Since those early days, we’ve gained thousands of users and received hundreds of emails and /arc-feedback messages suggesting features, giving feedback and saying thanks. But, those messages were just words. Valuable words with potential, but still just words. Up until the end of August, we didn't have a way for our users to act on their positive feedback.

In mid August, we released the first Paid Plan for Arc.

All our positive feedback was a great signal, but a paying customer would be clear evidence that we are making a product that matters. Our $9 monthly subscription fee was high enough to reinforce our decision to keep working while still being accessible for all our potential target markets.

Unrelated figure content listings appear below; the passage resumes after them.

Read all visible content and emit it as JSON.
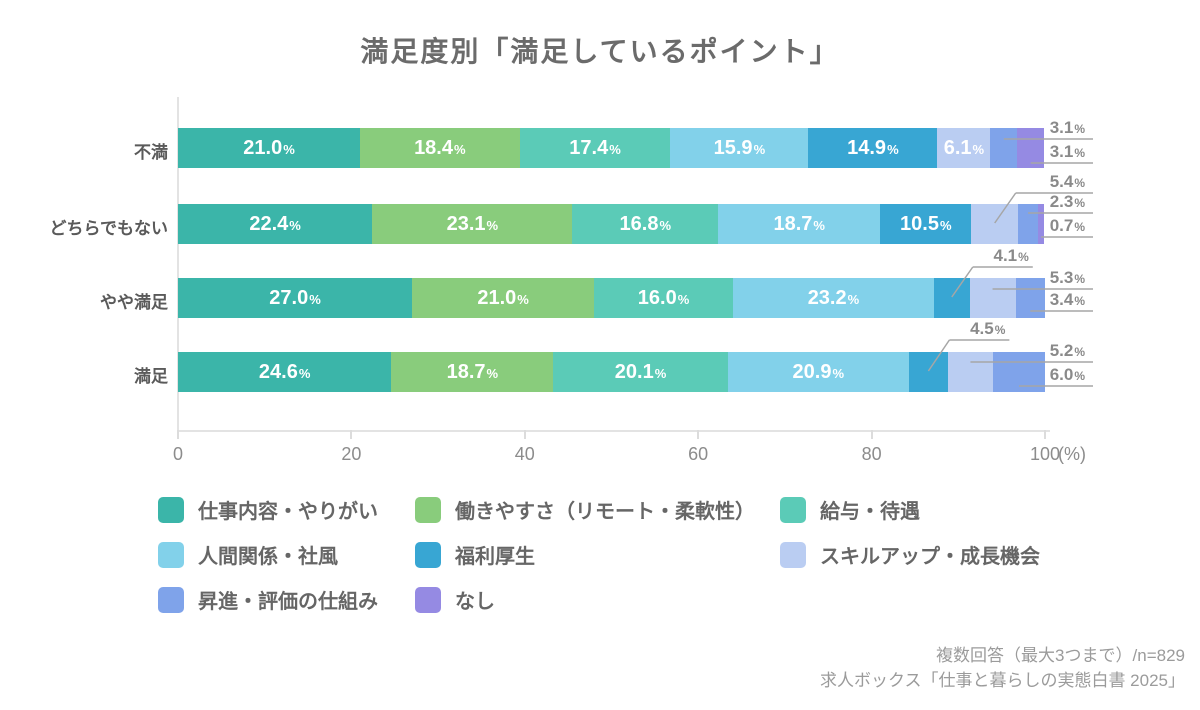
{
  "title": "満足度別「満足しているポイント」",
  "chart_data": {
    "type": "bar",
    "variant": "horizontal-stacked",
    "unit": "%",
    "grid": false,
    "legend_position": "bottom",
    "categories": [
      "不満",
      "どちらでもない",
      "やや満足",
      "満足"
    ],
    "series": [
      {
        "name": "仕事内容・やりがい",
        "color": "#3BB5A9"
      },
      {
        "name": "働きやすさ（リモート・柔軟性）",
        "color": "#89CC7C"
      },
      {
        "name": "給与・待遇",
        "color": "#5BCBB7"
      },
      {
        "name": "人間関係・社風",
        "color": "#82D1EA"
      },
      {
        "name": "福利厚生",
        "color": "#38A6D3"
      },
      {
        "name": "スキルアップ・成長機会",
        "color": "#BACDF2"
      },
      {
        "name": "昇進・評価の仕組み",
        "color": "#7FA3EA"
      },
      {
        "name": "なし",
        "color": "#958AE3"
      }
    ],
    "rows": [
      {
        "category": "不満",
        "values": [
          21.0,
          18.4,
          17.4,
          15.9,
          14.9,
          6.1,
          3.1,
          3.1
        ]
      },
      {
        "category": "どちらでもない",
        "values": [
          22.4,
          23.1,
          16.8,
          18.7,
          10.5,
          5.4,
          2.3,
          0.7
        ]
      },
      {
        "category": "やや満足",
        "values": [
          27.0,
          21.0,
          16.0,
          23.2,
          4.1,
          5.3,
          3.4,
          0
        ]
      },
      {
        "category": "満足",
        "values": [
          24.6,
          18.7,
          20.1,
          20.9,
          4.5,
          5.2,
          6.0,
          0
        ]
      }
    ],
    "outside_label_start": [
      6,
      5,
      4,
      4
    ],
    "x_axis": {
      "ticks": [
        0,
        20,
        40,
        60,
        80,
        100
      ],
      "suffix": "(%)",
      "min": 0,
      "max": 100
    }
  },
  "footer": {
    "line1": "複数回答（最大3つまで）/n=829",
    "line2": "求人ボックス「仕事と暮らしの実態白書 2025」"
  }
}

Thinking back, we honestly thought that if we released payments, people would pay. Our service hadn’t changed but we were getting great feedback, so why wouldn’t we get customers? We were even making guesses on how long it would take. One week? Two weeks? THREE WEEKS? ya right, too long.

One hour passed. Nothing
One day. Nothing
One week. Nothing
Three whole weeks passed. Still nothing

We didn’t have illusions of getting tons of users right away. But, we thought we’d get one. From the ~40 new sign ups every day and the thousands of active users, no one was upgrading. The user experience was rough. There were still a million things to do. But people ‘loved’ Arc… just not enough to upgrade.

Feedback received.

Arc was clearly a concept that people liked, but we weren’t executing well enough. We had users, but not customers. We went through our feedback with our target market in mind and started to make small improvements.

In September, we got our first paid user. Sadly, 1 minute later, they were also our first cancellation.

We got in touch with our 1 minute customer and immediately offered a refund. All three of us agreed that if someone cancelled because they didn’t get what they wanted from Arc, they shouldn’t get charged.

During the exchange, we also learned why they cancelled and what specific features would convince them to come back. This was a big moment for us. This was real feedback from someone who took action and was willing to spend $9 in hopes that Arc solved their problem. It didn’t, but that was a small issue that could be corrected quickly! We had found a clear path to getting our first customer.

A week later, we were releasing small features with our first paid user in sight.

Our new strategy brought new customers. First it was one. Then it was two in two days! Then it was multiple sign ups in a single day! Then, two weeks later, we got that very first user to enthusiastically upgrade their account. Our users had responded to our work by upgrading. They backed up their words with the most valuable action possible; they became our customers!

I wanted to write this post to talk about validating a product with actions instead of words. But it’s also a thank you post. Thank you to that first customer who canceled after 1 minute. There’s never been a time that I’ve gone from such a monumental high to a cataclysmic low. But from that, Arc’s matured and every day more users are validating it through their actions.